Irpinia e Sannio cercano oltre 13mila lavoratori: è caccia ai tecnici
Le imprese di Avellino e Benevento programmano le assunzioni per l'estate 2026, ma quasi quattro profili su dieci sono introvabili.
Nel mese di giugno 2026, le imprese delle province di Avellino e Benevento hanno programmato 4.920 nuove assunzioni, un dato che sale a ben 13.090 ingressi se si considera l'intero trimestre fino ad agosto. L'indagine, basata sulle ultime elaborazioni del Sistema Informativo Excelsior di Unioncamere e del Ministero del Lavoro, è stata diffusa dalla Camera di Commercio Irpinia Sannio per fare il punto sulle reali necessità occupazionali del territorio campano. La spinta maggiore arriva dal comparto della produzione e dei servizi, ma il mercato locale deve fare i conti con un pesante disallineamento tra la richiesta aziendale e le reali competenze dei candidati.

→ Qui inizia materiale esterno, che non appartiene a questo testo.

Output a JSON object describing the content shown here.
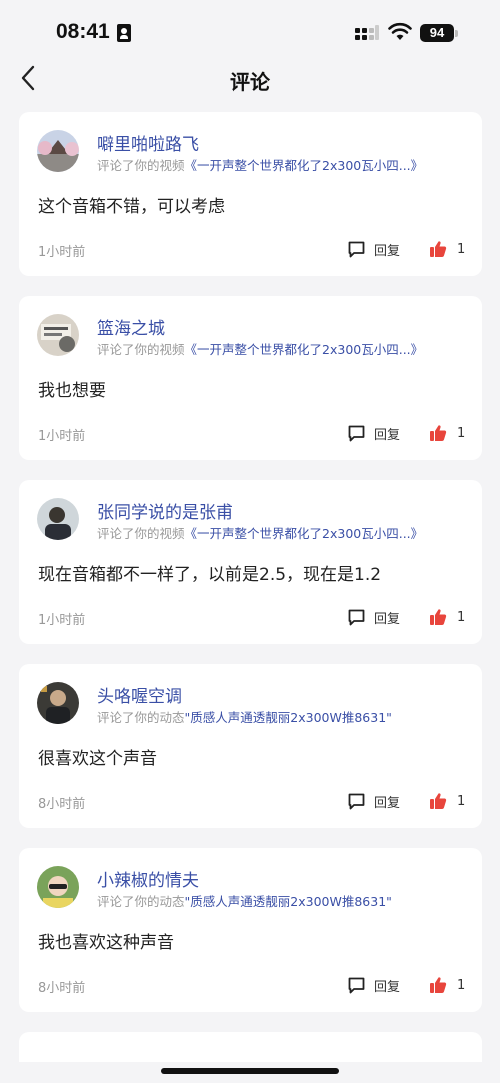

La mappa delle assunzioni premia la provincia di Avellino, che da sola concentra 3.100 contratti da siglare nell'immediato, mentre l'area di Benevento risponde con 1.820 posizioni aperte. L'incremento complessivo su base trimestrale rispetto allo scorso anno evidenzia una crescita di 940 unità, segno di un tessuto produttivo che vuole espandersi nonostante le evidenti frenate della burocrazia e i mutamenti economici. Il cuore pulsante della domanda si concentra nel settore manifatturiero e nella fornitura di servizi, comparti che assorbono la metà esatta delle preferenze dei reclutatori in entrambe le province, seguiti a ruota dal commercio e dalle costruzioni.
Il vero nodo cruciale per lo sviluppo economico locale resta la difficoltà di reperimento del personale, una criticità che sfiora il 39% dei profili ricercati nell'avellinese e supera il 36% nel beneventano. Le aziende lamentano in primo luogo una cronica mancanza di candidati, un vuoto che si avverte soprattutto quando si cercano operai specializzati e conduttori di impianti. A questo si aggiunge l'inadeguata preparazione dei profili disponibili sul mercato, un fattore che rallenta i processi di inserimento e costringe i datori di lavoro a rivedere i propri piani di crescita stagionale.
Dal punto di vista delle qualifiche, la formazione professionale e il diploma tecnico rimangono i titoli più ambiti per intercettare le richieste del mercato globale. Ad Avellino si registra un forte interesse per gli indirizzi socio-sanitari e per il settore del marketing, mentre nel Sannio spiccano i diplomi legati alla logistica e all'accoglienza turistica. Anche l'università gioca il suo ruolo, con le imprese irpine che privilegiano l'area economica e quelle beneventane che cercano invece specialisti in ambito sanitario, senza dimenticare la richiesta emergente di diplomati degli istituti tecnologici superiori.
La nota positiva per il futuro del territorio arriva dall'attenzione verso le nuove generazioni, dato che un'assunzione su quattro è espressamente rivolta ai giovani con meno di trent'anni. I ragazzi vengono cercati non solo per la loro flessibilità, ma anche per la capacità di applicare soluzioni creative e per la propensione a coordinare i gruppi di lavoro. Questo dinamismo giovanile rappresenta una risorsa fondamentale per colmare il divario delle competenze e per spingere le imprese verso una digitalizzazione e un'innovazione ormai indispensabili.